Bilan de compétence et pépinière
 
 A peine quittée son entreprise, Laurence réalise un bilan de compétences et s'installe à l'Ouvre Boite 44 : cette coopérative accueille les porteurs de projets qui ne s'estiment pas encore mûrs pour créer leur propre structure. C'est elle qui  remplit les formalités administratives avant de  reverser aux entrepreneurs un salaire. « Cela m'a permis de me lancer un peu à l'instinct, sans réaliser une multitude d'études préalables », explique Laurence. L'Ouvre Boîte l'a aussi incitée à suivre une formation commerciale à la BGE Ouest (ex Boutiques de Gestion).
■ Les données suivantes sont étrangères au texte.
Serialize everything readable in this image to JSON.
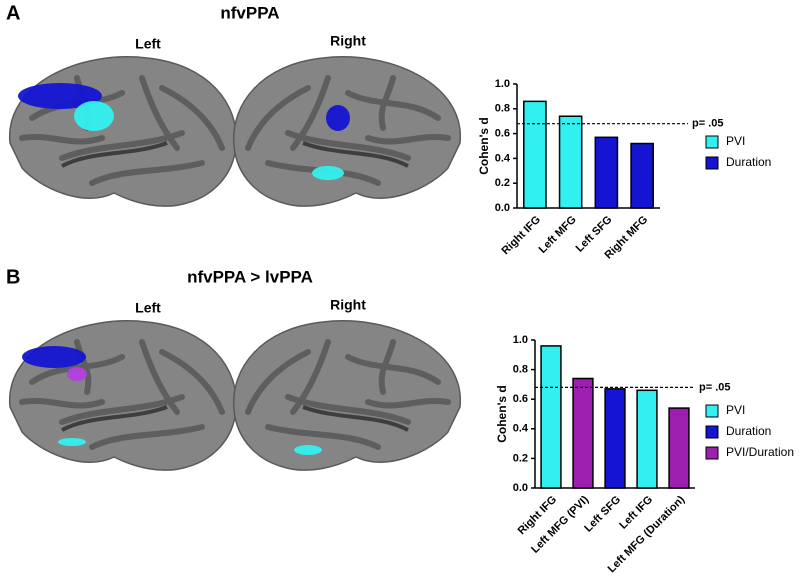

En deux ans, le projet de Laurence a bien évolué : des meubles pour enfants, elle s'est réorientée vers le mobilier d'entreprises, notamment pour les expositions. Pour l'heure, Lilette et Ciboulette ne lui rapporte que l'équivalent d'un salaire à mi-temps. « Cela correspond à ma période de vie.  Aujourd'hui, j'arrive à concilier mes horaires avec ceux de mes enfants. Mais quand ils seront plus autonomes, je donnerai à mon entreprise plus d'ampleur ». Laurence a adhéré à l'Association des Mompreneurs, ces mamans qui refusent de choisir entre leurs enfants et leur entreprise.  « Cela permet de partager quelques préoccupations d'organisation. Mais aussi, bien sûr, de se faire un réseau ! ».